Not since the advent of virtualization has the data center faced such an opportunity for change.
Low-cost, ultra-low-power servers – sometimes called microservers – may finally get a jolt of legitimacy.
On Monday, secretive Santa Clara start-up SeaMicro formally launched its long-awaited remake of the x86 server: a 512-processor box that doesn’t use Intel’s ubiquitous Xeon chips but low-power Atoms instead. Atoms are the processors sold in $300 netbooks – giving rise to the observation that SeaMicro’s SM10000 is really just a collection of netbooks stuffed in a one box.

Expect vendors such as Dell to begin making microservers. SeaMicro claims it will cut power use by 75 percent.
It’s an observation that is essentially true. The result is a server that uses one-quarter the power and takes up one-quarter the space while performing the same amount of work. CEO Andrew Feldman says Atom is three times more efficient in performance per watt than Xeon. The reason is it can better power down when not in use and doesn’t waste energy trying to anticipate future workloads, as Xeon does.
That is why the SeaMicro box is better suited to the Internet, where traffic is bursty and generally only places lightweight demands on a server.
The SM10000 is the brainchild of Gary Lauterback, a former AMD fellow and Sun Microsystems engineer, and “is an enormous transformation of the data center,” claims Feldman.
He may not be exaggerating. Zeus Kerravala, a long-time tracker of the server industry at Yankee Group, says: “As an analyst I am often skeptical of technologies people tout as revolutionary, but this one I was really impress with.” If Dell and other top tier vendors aren’t already thinking about microservers “I’d be surprised,” he says.
In truth, SeaMicro isn’t the first company to conceive of low-power servers or ones running Atom. Super Micro Computer launched a rack-mounted Atom blade last year, and Hewlett-Packard markets a $400 MediaSmart home-server with Atom. In Austin, TX, Smooth Stone is working on technology to bring even lower-powered ARM processors, those in many cell phones, to the server market.
Improved efficiency is what motivated cloud-computing vendor Rackable Systems to make use of small servers with modest power to handle fluctuating Internet workloads.
However, SeaMicro hopes to take Atom boxes a step further. The company built into the SM10000 a 1.28-terabit communications fabric powerful enough for a super computer and installed a custom ASICs to handle the complex load balancing for 512 processors. A single box can replace 40 dual-socket, quad-core servers, two Ethernet switches and two terminal servers, says Feldman.

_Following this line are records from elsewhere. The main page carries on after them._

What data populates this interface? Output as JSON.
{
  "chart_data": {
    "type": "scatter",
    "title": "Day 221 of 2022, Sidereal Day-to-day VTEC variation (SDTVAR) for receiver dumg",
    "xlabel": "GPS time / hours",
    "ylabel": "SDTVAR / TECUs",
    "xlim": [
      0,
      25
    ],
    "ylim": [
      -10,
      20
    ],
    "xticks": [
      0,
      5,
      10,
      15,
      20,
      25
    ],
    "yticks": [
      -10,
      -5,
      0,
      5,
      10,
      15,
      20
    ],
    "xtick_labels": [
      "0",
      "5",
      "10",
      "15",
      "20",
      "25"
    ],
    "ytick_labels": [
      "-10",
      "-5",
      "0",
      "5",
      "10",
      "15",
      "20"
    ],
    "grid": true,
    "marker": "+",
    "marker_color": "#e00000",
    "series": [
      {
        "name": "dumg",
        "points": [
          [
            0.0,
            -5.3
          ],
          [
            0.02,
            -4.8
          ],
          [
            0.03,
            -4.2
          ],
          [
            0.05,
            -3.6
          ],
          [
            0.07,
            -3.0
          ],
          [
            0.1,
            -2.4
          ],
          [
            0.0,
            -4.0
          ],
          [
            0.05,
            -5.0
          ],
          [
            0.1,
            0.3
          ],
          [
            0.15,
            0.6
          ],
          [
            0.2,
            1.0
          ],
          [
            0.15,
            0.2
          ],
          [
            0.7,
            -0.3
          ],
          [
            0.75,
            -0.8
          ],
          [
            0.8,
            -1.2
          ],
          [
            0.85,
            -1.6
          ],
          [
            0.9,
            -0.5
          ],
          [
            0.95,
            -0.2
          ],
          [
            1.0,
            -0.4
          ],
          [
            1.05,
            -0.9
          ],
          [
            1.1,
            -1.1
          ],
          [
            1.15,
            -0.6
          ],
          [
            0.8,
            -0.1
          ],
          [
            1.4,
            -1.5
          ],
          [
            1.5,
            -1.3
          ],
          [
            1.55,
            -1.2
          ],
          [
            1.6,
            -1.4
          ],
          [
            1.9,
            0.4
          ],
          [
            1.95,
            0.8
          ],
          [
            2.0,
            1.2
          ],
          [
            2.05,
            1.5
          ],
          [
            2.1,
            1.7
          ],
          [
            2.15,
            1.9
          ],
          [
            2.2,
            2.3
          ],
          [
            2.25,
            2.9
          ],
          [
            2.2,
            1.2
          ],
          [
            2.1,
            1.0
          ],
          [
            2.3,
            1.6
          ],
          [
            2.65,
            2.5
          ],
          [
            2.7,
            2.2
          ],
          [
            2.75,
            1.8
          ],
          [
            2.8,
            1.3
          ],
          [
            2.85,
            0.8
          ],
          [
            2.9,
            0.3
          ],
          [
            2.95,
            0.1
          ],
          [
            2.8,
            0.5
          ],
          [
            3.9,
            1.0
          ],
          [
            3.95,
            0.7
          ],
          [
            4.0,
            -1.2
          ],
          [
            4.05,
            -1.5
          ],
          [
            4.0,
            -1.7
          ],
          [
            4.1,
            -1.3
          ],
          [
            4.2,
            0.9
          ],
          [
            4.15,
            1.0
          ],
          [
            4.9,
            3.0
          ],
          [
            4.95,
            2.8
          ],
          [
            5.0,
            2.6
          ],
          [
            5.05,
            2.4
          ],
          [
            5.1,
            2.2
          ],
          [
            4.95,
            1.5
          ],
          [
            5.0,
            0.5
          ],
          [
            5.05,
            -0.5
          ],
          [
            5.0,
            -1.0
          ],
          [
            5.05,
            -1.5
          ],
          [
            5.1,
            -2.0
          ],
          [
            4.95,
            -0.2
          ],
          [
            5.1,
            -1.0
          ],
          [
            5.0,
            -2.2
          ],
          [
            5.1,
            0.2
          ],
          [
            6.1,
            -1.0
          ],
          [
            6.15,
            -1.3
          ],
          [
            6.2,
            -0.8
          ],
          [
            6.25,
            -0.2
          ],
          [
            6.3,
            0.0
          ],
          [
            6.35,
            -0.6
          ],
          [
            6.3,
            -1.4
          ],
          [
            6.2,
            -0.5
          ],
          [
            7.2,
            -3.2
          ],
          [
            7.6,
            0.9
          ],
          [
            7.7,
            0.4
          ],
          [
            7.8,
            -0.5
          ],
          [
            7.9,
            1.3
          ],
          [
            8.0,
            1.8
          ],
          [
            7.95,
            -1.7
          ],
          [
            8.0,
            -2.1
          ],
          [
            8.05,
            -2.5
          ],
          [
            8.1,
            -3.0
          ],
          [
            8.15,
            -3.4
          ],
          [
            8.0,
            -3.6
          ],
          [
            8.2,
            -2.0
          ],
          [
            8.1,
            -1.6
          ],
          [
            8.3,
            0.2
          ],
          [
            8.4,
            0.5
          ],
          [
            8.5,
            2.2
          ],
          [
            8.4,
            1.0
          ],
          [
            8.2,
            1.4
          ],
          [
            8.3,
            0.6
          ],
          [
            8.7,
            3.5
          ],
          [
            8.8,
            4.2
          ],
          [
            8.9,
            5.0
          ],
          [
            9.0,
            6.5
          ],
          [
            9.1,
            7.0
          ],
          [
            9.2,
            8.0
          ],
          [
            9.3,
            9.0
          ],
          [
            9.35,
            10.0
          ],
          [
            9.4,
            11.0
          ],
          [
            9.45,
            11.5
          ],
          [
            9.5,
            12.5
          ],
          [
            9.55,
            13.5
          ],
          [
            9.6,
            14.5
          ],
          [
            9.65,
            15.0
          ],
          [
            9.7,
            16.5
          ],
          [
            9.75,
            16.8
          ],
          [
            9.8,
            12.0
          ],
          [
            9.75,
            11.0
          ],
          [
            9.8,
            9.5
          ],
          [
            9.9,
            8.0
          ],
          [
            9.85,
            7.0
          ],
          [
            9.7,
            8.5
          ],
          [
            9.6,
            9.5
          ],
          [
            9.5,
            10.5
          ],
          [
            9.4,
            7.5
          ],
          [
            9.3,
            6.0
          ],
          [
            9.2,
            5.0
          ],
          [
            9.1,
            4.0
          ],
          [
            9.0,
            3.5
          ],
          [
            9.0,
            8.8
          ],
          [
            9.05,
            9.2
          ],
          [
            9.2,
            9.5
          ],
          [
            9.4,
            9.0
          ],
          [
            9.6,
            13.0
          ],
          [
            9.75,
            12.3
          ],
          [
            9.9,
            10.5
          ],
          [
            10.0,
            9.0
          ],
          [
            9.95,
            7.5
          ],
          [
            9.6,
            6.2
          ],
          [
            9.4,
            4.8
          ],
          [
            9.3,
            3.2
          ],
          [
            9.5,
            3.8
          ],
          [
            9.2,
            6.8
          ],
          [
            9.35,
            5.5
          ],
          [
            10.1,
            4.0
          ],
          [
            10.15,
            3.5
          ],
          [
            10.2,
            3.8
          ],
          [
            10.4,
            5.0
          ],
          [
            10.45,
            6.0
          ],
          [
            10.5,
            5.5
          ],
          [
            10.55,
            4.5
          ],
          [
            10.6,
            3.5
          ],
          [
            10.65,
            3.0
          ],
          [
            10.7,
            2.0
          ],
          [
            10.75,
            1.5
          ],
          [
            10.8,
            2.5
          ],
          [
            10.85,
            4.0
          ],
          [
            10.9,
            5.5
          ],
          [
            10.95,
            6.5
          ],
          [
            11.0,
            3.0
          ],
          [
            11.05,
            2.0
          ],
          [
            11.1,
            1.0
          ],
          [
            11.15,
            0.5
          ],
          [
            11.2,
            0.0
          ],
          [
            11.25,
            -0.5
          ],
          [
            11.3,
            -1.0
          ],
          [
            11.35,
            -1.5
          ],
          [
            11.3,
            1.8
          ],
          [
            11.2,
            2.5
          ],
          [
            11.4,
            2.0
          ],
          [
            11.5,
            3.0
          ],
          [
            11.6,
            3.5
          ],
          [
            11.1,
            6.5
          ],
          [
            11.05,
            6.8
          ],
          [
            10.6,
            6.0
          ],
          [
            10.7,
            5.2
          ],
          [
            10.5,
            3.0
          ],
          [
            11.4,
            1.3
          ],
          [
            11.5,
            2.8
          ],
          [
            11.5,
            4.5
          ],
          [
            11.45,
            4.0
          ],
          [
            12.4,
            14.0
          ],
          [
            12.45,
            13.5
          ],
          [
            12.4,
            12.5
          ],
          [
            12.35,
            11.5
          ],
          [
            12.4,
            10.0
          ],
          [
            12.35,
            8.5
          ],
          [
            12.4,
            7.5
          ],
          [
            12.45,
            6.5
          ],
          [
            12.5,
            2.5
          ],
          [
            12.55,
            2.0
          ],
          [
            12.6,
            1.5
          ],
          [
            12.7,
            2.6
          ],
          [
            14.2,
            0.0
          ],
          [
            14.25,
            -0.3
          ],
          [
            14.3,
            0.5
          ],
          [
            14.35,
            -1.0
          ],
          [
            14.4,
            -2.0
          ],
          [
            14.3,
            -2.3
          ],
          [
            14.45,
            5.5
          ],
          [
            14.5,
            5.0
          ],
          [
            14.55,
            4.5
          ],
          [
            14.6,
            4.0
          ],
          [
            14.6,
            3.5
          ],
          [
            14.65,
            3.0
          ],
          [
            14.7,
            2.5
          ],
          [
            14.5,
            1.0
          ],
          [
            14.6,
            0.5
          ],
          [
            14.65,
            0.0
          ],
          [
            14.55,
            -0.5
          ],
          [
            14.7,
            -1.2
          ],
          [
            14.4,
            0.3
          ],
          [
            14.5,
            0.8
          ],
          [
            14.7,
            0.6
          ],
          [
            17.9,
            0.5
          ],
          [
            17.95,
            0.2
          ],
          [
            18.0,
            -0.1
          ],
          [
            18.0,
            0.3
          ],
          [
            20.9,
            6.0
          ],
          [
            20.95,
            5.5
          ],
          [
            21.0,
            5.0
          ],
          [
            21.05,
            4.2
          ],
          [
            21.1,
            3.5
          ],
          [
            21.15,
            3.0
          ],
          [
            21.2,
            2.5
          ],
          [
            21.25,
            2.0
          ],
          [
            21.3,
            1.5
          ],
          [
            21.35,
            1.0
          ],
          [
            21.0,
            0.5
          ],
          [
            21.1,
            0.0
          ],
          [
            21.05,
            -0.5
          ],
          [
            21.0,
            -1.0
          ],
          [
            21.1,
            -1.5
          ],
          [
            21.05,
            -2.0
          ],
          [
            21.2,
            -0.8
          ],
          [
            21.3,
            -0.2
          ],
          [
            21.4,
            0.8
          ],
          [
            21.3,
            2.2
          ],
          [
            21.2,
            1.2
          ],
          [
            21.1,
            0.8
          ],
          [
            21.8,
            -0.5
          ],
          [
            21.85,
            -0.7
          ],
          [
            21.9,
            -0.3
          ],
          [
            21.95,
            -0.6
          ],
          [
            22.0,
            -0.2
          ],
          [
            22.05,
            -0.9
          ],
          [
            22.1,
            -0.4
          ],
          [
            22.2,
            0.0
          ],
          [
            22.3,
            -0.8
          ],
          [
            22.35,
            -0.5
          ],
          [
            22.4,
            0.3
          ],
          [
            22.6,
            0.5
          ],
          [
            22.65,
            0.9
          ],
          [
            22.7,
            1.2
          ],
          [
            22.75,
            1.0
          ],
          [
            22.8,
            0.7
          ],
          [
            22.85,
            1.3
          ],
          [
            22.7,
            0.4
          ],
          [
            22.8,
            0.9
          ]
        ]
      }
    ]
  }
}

It also shrank the size of processor motherboards to the size of a credit card, taking off unnecessary components and reducing the power draw.
According to IDC, the package may catch on with Web 2.0 companies. Companies spend $27 billion globally a year buying energy to run their servers, the research firm says. Most would die to reduce the bill.
“I think it is a radical approach” that Web 2.0 companies will quickly adopt for their public clouds, says research analyst Katherine Broderick.
The SeaMicro, which raised $25 million from backers including Khosla Ventures, Draper Fisher Jurvetson and Crosslink Capital and received a $9.3 million Department of Energy grant, will make the box available in July. Selling for $139,000, it is likely to begin earning its investors a return.